Like it is

Let American Pharoah rest on his laurels

It is going to be debated long and hard, and passionately from both sides.

Some want Ahmed Zayat, owner of American Pharoah, and Bob Baffert, the trainer, to keep running the Triple Crown winner.

Others say no way. The first Triple Crown winner in 37 years has nothing to prove and runs a higher risk of tarnishing his image or being injured.

Used to be it was almost considered unethical not to run champion horses back for a 4-year-old campaign, but conventional thinking started to change in the 1980s when breeding rights became all the rage. That's where the big money is, and American Pharoah should be retired immediately.

Granted, it has come to light that Zayat sold the breeding rights last January, before American Pharoah's undefeated 3-year-old campaign, for between $8 million and $13 million. Right now those rights would be worth about three times those amounts.

Maybe Zayat needs the money.

Whatever, should he really consider risking the horse's reputation to add $2 million or so in earnings to the $4,530,300 his horse has already banked?

Perish the thought, but horses break down and have to be euthanized way too often as it is.

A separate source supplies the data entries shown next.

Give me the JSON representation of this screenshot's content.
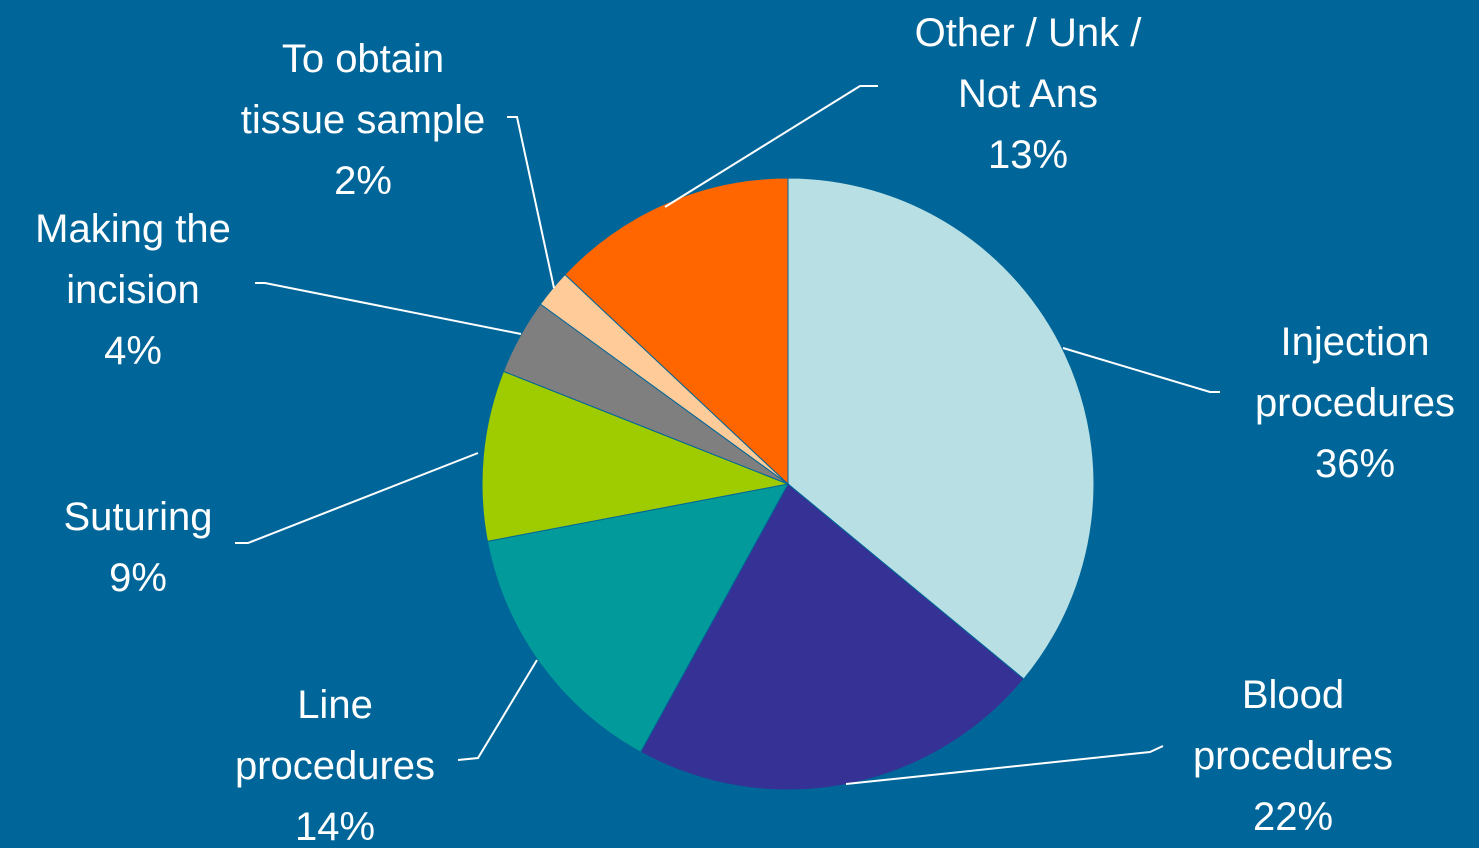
{
  "chart_data": {
    "type": "pie",
    "title": "",
    "start_angle_deg": 90,
    "direction": "clockwise",
    "slices": [
      {
        "label_lines": [
          "Injection",
          "procedures",
          "36%"
        ],
        "value": 36,
        "color": "#b8dfe3"
      },
      {
        "label_lines": [
          "Blood",
          "procedures",
          "22%"
        ],
        "value": 22,
        "color": "#363194"
      },
      {
        "label_lines": [
          "Line",
          "procedures",
          "14%"
        ],
        "value": 14,
        "color": "#029a9a"
      },
      {
        "label_lines": [
          "Suturing",
          "9%"
        ],
        "value": 9,
        "color": "#9ecc00"
      },
      {
        "label_lines": [
          "Making the",
          "incision",
          "4%"
        ],
        "value": 4,
        "color": "#7f7f7f"
      },
      {
        "label_lines": [
          "To obtain",
          "tissue sample",
          "2%"
        ],
        "value": 2,
        "color": "#ffcc99"
      },
      {
        "label_lines": [
          "Other / Unk /",
          "Not Ans",
          "13%"
        ],
        "value": 13,
        "color": "#ff6600"
      }
    ]
  }
}
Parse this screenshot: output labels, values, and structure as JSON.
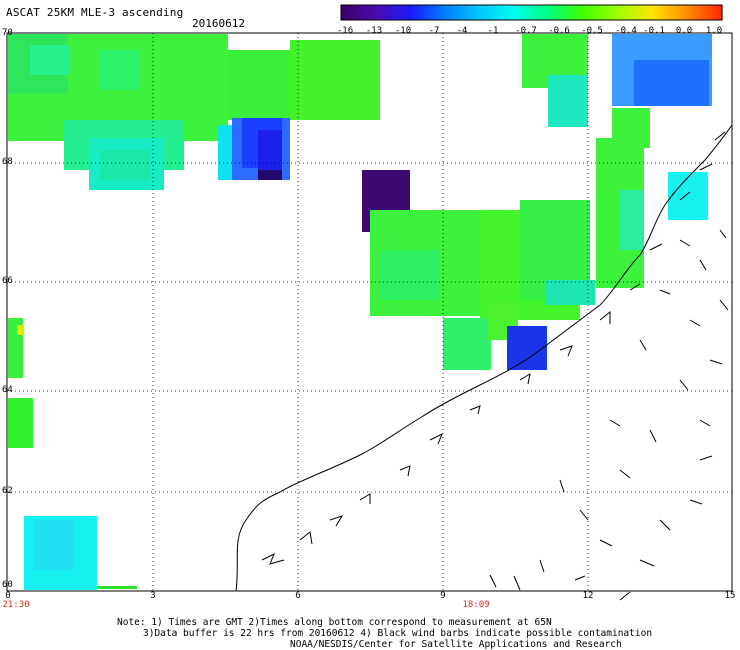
{
  "title": "ASCAT 25KM MLE-3 ascending",
  "date": "20160612",
  "colorbar": {
    "ticks": [
      "-16",
      "-13",
      "-10",
      "-7",
      "-4",
      "-1",
      "-0.7",
      "-0.6",
      "-0.5",
      "-0.4",
      "-0.1",
      "0.0",
      "1.0"
    ],
    "colors": [
      "#3c0068",
      "#4a0bb0",
      "#1a1aff",
      "#0080ff",
      "#00c8ff",
      "#00ffee",
      "#00ff80",
      "#40ff00",
      "#9cff00",
      "#ffe400",
      "#ff9000",
      "#ff2a00"
    ]
  },
  "lat_labels": [
    "70",
    "68",
    "66",
    "64",
    "62",
    "60"
  ],
  "lon_labels": [
    "0",
    "3",
    "6",
    "9",
    "12",
    "15"
  ],
  "time_labels": [
    "21:30",
    "18:09"
  ],
  "notes": {
    "line1": "Note: 1) Times are GMT 2)Times along bottom correspond to measurement at 65N",
    "line2": "3)Data buffer is 22 hrs from 20160612 4) Black wind barbs indicate possible contamination",
    "line3": "NOAA/NESDIS/Center for Satellite Applications and Research"
  },
  "map": {
    "lat_range": [
      60,
      70
    ],
    "lon_range": [
      0,
      15
    ],
    "grid": "dotted",
    "coastline": "Norway"
  }
}
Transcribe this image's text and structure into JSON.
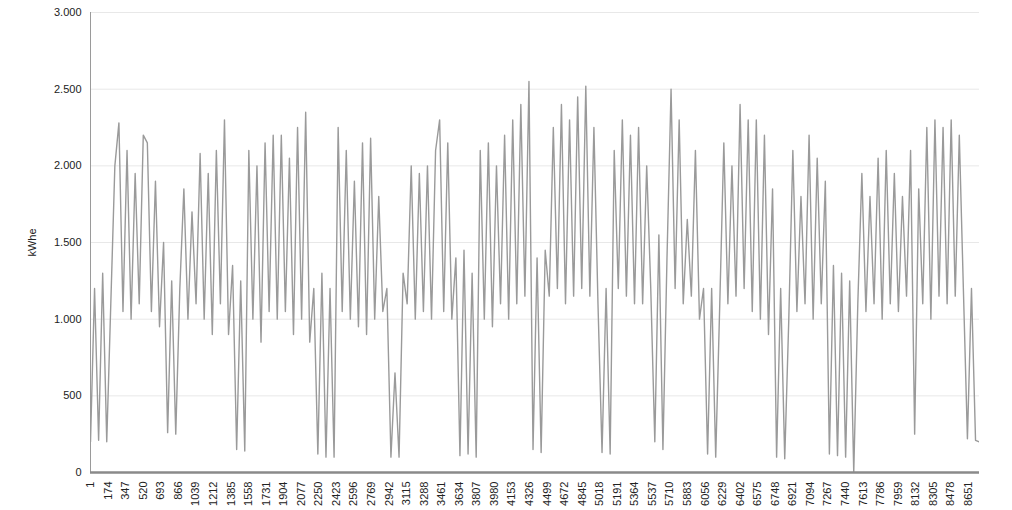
{
  "chart_data": {
    "type": "line",
    "y_label": "kWhe",
    "color": "#9a9a9a",
    "grid": true,
    "xlim": [
      1,
      8760
    ],
    "xticks": [
      1,
      174,
      347,
      520,
      693,
      866,
      1039,
      1212,
      1385,
      1558,
      1731,
      1904,
      2077,
      2250,
      2423,
      2596,
      2769,
      2942,
      3115,
      3288,
      3461,
      3634,
      3807,
      3980,
      4153,
      4326,
      4499,
      4672,
      4845,
      5018,
      5191,
      5364,
      5537,
      5710,
      5883,
      6056,
      6229,
      6402,
      6575,
      6748,
      6921,
      7094,
      7267,
      7440,
      7613,
      7786,
      7959,
      8132,
      8305,
      8478,
      8651
    ],
    "ylim": [
      0,
      3000
    ],
    "yticks": [
      0,
      500,
      {
        "value": 1000,
        "label": "1.000"
      },
      {
        "value": 1500,
        "label": "1.500"
      },
      {
        "value": 2000,
        "label": "2.000"
      },
      {
        "value": 2500,
        "label": "2.500"
      },
      {
        "value": 3000,
        "label": "3.000"
      }
    ],
    "x": [
      1,
      41,
      81,
      121,
      161,
      201,
      241,
      281,
      321,
      361,
      401,
      441,
      481,
      521,
      561,
      601,
      641,
      681,
      721,
      761,
      801,
      841,
      881,
      921,
      961,
      1001,
      1041,
      1081,
      1121,
      1161,
      1201,
      1241,
      1281,
      1321,
      1361,
      1401,
      1441,
      1481,
      1521,
      1561,
      1601,
      1641,
      1681,
      1721,
      1761,
      1801,
      1841,
      1881,
      1921,
      1961,
      2001,
      2041,
      2081,
      2121,
      2161,
      2201,
      2241,
      2281,
      2321,
      2361,
      2401,
      2441,
      2481,
      2521,
      2561,
      2601,
      2641,
      2681,
      2721,
      2761,
      2801,
      2841,
      2881,
      2921,
      2961,
      3001,
      3041,
      3081,
      3121,
      3161,
      3201,
      3241,
      3281,
      3321,
      3361,
      3401,
      3441,
      3481,
      3521,
      3561,
      3601,
      3641,
      3681,
      3721,
      3761,
      3801,
      3841,
      3881,
      3921,
      3961,
      4001,
      4041,
      4081,
      4121,
      4161,
      4201,
      4241,
      4281,
      4321,
      4361,
      4401,
      4441,
      4481,
      4521,
      4561,
      4601,
      4641,
      4681,
      4721,
      4761,
      4801,
      4841,
      4881,
      4921,
      4961,
      5001,
      5041,
      5081,
      5121,
      5161,
      5201,
      5241,
      5281,
      5321,
      5361,
      5401,
      5441,
      5481,
      5521,
      5561,
      5601,
      5641,
      5681,
      5721,
      5761,
      5801,
      5841,
      5881,
      5921,
      5961,
      6001,
      6041,
      6081,
      6121,
      6161,
      6201,
      6241,
      6281,
      6321,
      6361,
      6401,
      6441,
      6481,
      6521,
      6561,
      6601,
      6641,
      6681,
      6721,
      6761,
      6801,
      6841,
      6881,
      6921,
      6961,
      7001,
      7041,
      7081,
      7121,
      7161,
      7201,
      7241,
      7281,
      7321,
      7361,
      7401,
      7441,
      7481,
      7521,
      7561,
      7601,
      7641,
      7681,
      7721,
      7761,
      7801,
      7841,
      7881,
      7921,
      7961,
      8001,
      8041,
      8081,
      8121,
      8161,
      8201,
      8241,
      8281,
      8321,
      8361,
      8401,
      8441,
      8481,
      8521,
      8561,
      8601,
      8641,
      8681,
      8721,
      8760
    ],
    "values": [
      200,
      1200,
      210,
      1300,
      200,
      1100,
      2000,
      2280,
      1050,
      2100,
      1000,
      1950,
      1100,
      2200,
      2150,
      1050,
      1900,
      950,
      1500,
      260,
      1250,
      250,
      1200,
      1850,
      1000,
      1700,
      1100,
      2080,
      1000,
      1950,
      900,
      2100,
      1100,
      2300,
      900,
      1350,
      150,
      1250,
      140,
      2100,
      1000,
      2000,
      850,
      2150,
      1050,
      2200,
      1000,
      2200,
      1050,
      2050,
      900,
      2250,
      1000,
      2350,
      850,
      1200,
      120,
      1300,
      100,
      1200,
      100,
      2250,
      1050,
      2100,
      1000,
      1900,
      950,
      2150,
      900,
      2180,
      1000,
      1800,
      1050,
      1200,
      100,
      650,
      100,
      1300,
      1100,
      2000,
      1000,
      1950,
      1050,
      2000,
      1000,
      2100,
      2300,
      1050,
      2150,
      1000,
      1400,
      110,
      1450,
      120,
      1300,
      100,
      2100,
      1000,
      2150,
      950,
      2000,
      1100,
      2200,
      1000,
      2300,
      1100,
      2400,
      1150,
      2550,
      150,
      1400,
      130,
      1450,
      1150,
      2250,
      1200,
      2400,
      1100,
      2300,
      1150,
      2450,
      1200,
      2520,
      1150,
      2250,
      1100,
      130,
      1200,
      120,
      2100,
      1200,
      2300,
      1150,
      2200,
      1100,
      2250,
      1100,
      2000,
      1200,
      200,
      1550,
      150,
      1400,
      2500,
      1200,
      2300,
      1100,
      1650,
      1150,
      2100,
      1000,
      1200,
      120,
      1200,
      100,
      1100,
      2150,
      1100,
      2000,
      1150,
      2400,
      1200,
      2300,
      1050,
      2300,
      1000,
      2200,
      900,
      1850,
      100,
      1200,
      90,
      1000,
      2100,
      1050,
      1800,
      1100,
      2200,
      1000,
      2050,
      1100,
      1900,
      120,
      1350,
      110,
      1300,
      100,
      1250,
      0,
      1100,
      1950,
      1050,
      1800,
      1100,
      2050,
      1000,
      2100,
      1100,
      1950,
      1050,
      1800,
      1150,
      2100,
      250,
      1850,
      1100,
      2250,
      1000,
      2300,
      1150,
      2250,
      1100,
      2300,
      1150,
      2200,
      1200,
      220,
      1200,
      210,
      200
    ]
  }
}
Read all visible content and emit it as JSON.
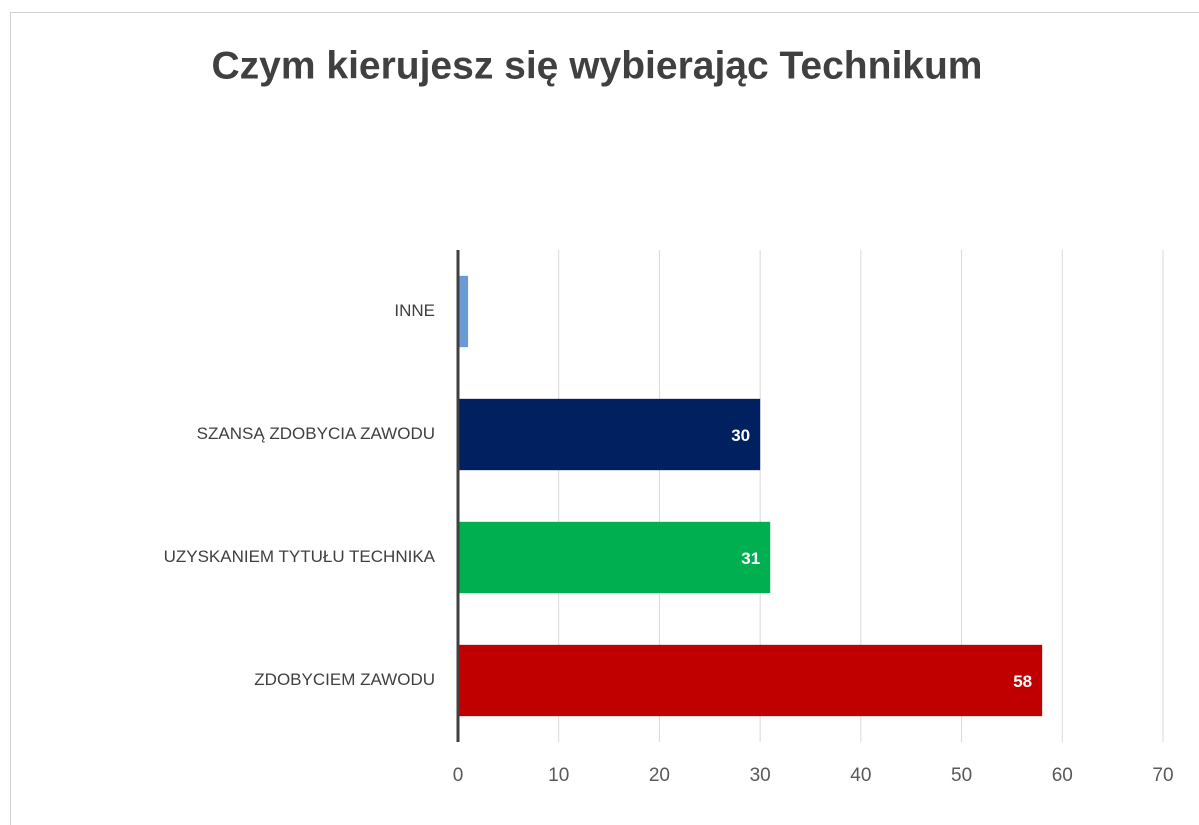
{
  "chart_data": {
    "type": "hbar",
    "title": "Czym kierujesz się wybierając Technikum",
    "categories": [
      "INNE",
      "SZANSĄ ZDOBYCIA ZAWODU",
      "UZYSKANIEM TYTUŁU TECHNIKA",
      "ZDOBYCIEM ZAWODU"
    ],
    "values": [
      1,
      30,
      31,
      58
    ],
    "value_labels": [
      null,
      "30",
      "31",
      "58"
    ],
    "colors": [
      "#6a9bd6",
      "#002060",
      "#00b050",
      "#c00000"
    ],
    "xlim": [
      0,
      70
    ],
    "xticks": [
      0,
      10,
      20,
      30,
      40,
      50,
      60,
      70
    ],
    "grid": true
  }
}
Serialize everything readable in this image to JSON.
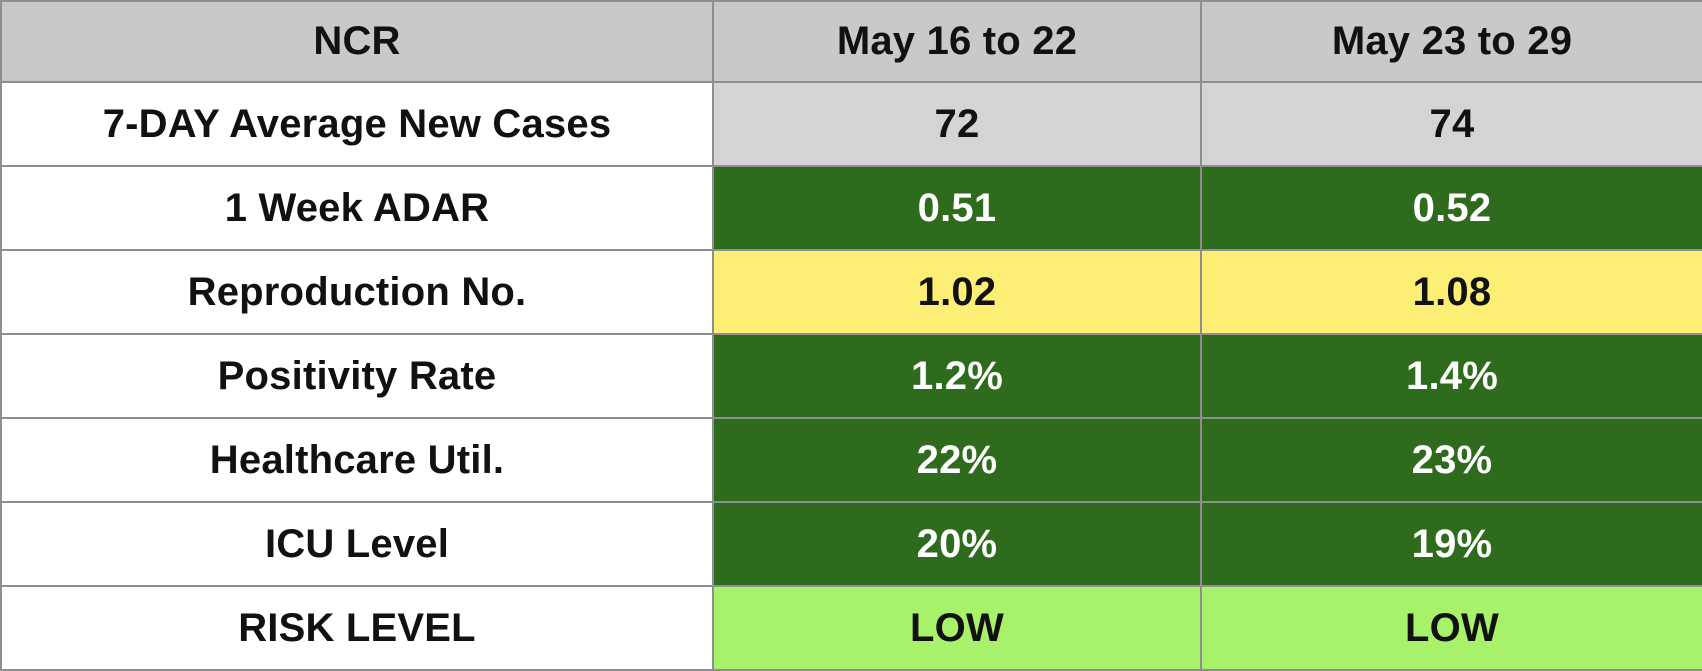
{
  "header": {
    "region": "NCR",
    "period_1": "May 16 to 22",
    "period_2": "May 23 to 29"
  },
  "rows": [
    {
      "label": "7-DAY Average New Cases",
      "period_1": "72",
      "period_2": "74",
      "status": "neutral"
    },
    {
      "label": "1 Week ADAR",
      "period_1": "0.51",
      "period_2": "0.52",
      "status": "good"
    },
    {
      "label": "Reproduction No.",
      "period_1": "1.02",
      "period_2": "1.08",
      "status": "caution"
    },
    {
      "label": "Positivity Rate",
      "period_1": "1.2%",
      "period_2": "1.4%",
      "status": "good"
    },
    {
      "label": "Healthcare Util.",
      "period_1": "22%",
      "period_2": "23%",
      "status": "good"
    },
    {
      "label": "ICU Level",
      "period_1": "20%",
      "period_2": "19%",
      "status": "good"
    },
    {
      "label": "RISK LEVEL",
      "period_1": "LOW",
      "period_2": "LOW",
      "status": "low-risk"
    }
  ],
  "colors": {
    "header_bg": "#c9c9c9",
    "neutral": "#d4d4d4",
    "good": "#2e6b1d",
    "caution": "#fdee76",
    "low_risk": "#a8f26b",
    "border": "#8e8e8e"
  }
}
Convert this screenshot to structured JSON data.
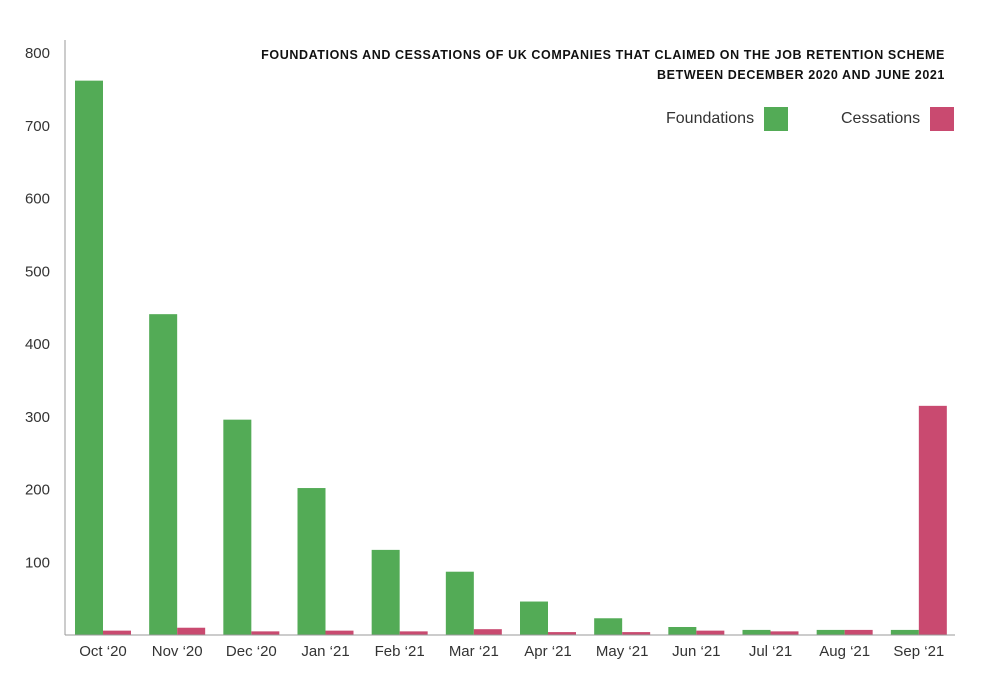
{
  "chart_data": {
    "type": "bar",
    "title": "FOUNDATIONS AND CESSATIONS OF UK COMPANIES THAT CLAIMED ON THE JOB RETENTION SCHEME",
    "subtitle": "BETWEEN DECEMBER 2020 AND JUNE 2021",
    "xlabel": "",
    "ylabel": "",
    "categories": [
      "Oct ‘20",
      "Nov ‘20",
      "Dec ‘20",
      "Jan ‘21",
      "Feb ‘21",
      "Mar ‘21",
      "Apr ‘21",
      "May ‘21",
      "Jun ‘21",
      "Jul ‘21",
      "Aug ‘21",
      "Sep ‘21"
    ],
    "series": [
      {
        "name": "Foundations",
        "color": "#53ab56",
        "values": [
          762,
          441,
          296,
          202,
          117,
          87,
          46,
          23,
          11,
          7,
          7,
          7
        ]
      },
      {
        "name": "Cessations",
        "color": "#c94a70",
        "values": [
          6,
          10,
          5,
          6,
          5,
          8,
          4,
          4,
          6,
          5,
          7,
          315
        ]
      }
    ],
    "ylim": [
      0,
      800
    ],
    "yticks": [
      100,
      200,
      300,
      400,
      500,
      600,
      700,
      800
    ],
    "grid": false,
    "legend_position": "top-right"
  }
}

American Pharoah has earned the right to be retired and become a sire.

The international breeding organization Coolmore Stud made the deal for American Pharoah, and while it doesn't take over control until the first of the year, it might be time for that group to offer a bonus to Zayat for AP to trot off into the sunset as the greatest thoroughbred racing hero in almost four decades.

Let's see if he can become the daddy of other champions.

The Eclipse Award for Horse of the Year should be in the bag and purists who want him to beat older horses in the Breeders' Cup should ask themselves what they would do with the horse who right now would probably command a stud fee north of $100,000.

American Pharoah proved himself in Arkansas, Kentucky, Maryland and New York by being the best in every race he competed in this year.

His landmark victory should also make Oaklawn Park a top destination for horses preparing for the Kentucky Derby, the Preakness or the Belmont Stakes.

It wasn't until 1983 that Oaklawn became a player on the national scene and that was when Sunny's Halo, winner of the Arkansas Derby, won the Kentucky Derby.

Since then, Oaklawn Park has become a major player as a place to launch 3- and-4-year-old campaigns.

None of the previous 11 winners of the Triple Crown raced at Oaklawn -- although it has been widely written Secretariat, Kelso, Nashua, Sunday Silence and Bold Ruler preferred to drink Mountain Valley Water -- American Pharoah's connections wanted him in Hot Springs for his two races as a 3-year-old.

And in a year when its main competitor on the Derby prep schedule, the Blue Grass Stakes, was moved back a week in the belief running four weeks before the Kentucky Derby would help draw better horses.

American Pharoah stomped that myth into the ground during the Triple Crown.

He cannot distinguish himself anymore than he already has as a true champion.

The only reason for Zayat to run American Pharoah again would be the purse money, and if Zayat does run him some might ask why he said he loved his horses like family.

There is little chance of him catching all-time money earner Curlin, who earned $10,501,800 in his career that included winning the Rebel Stakes and Arkansas Derby in 2007.

There's that connection again, and Curlin ran 16 times in his career.

American Pharoah should run only seven.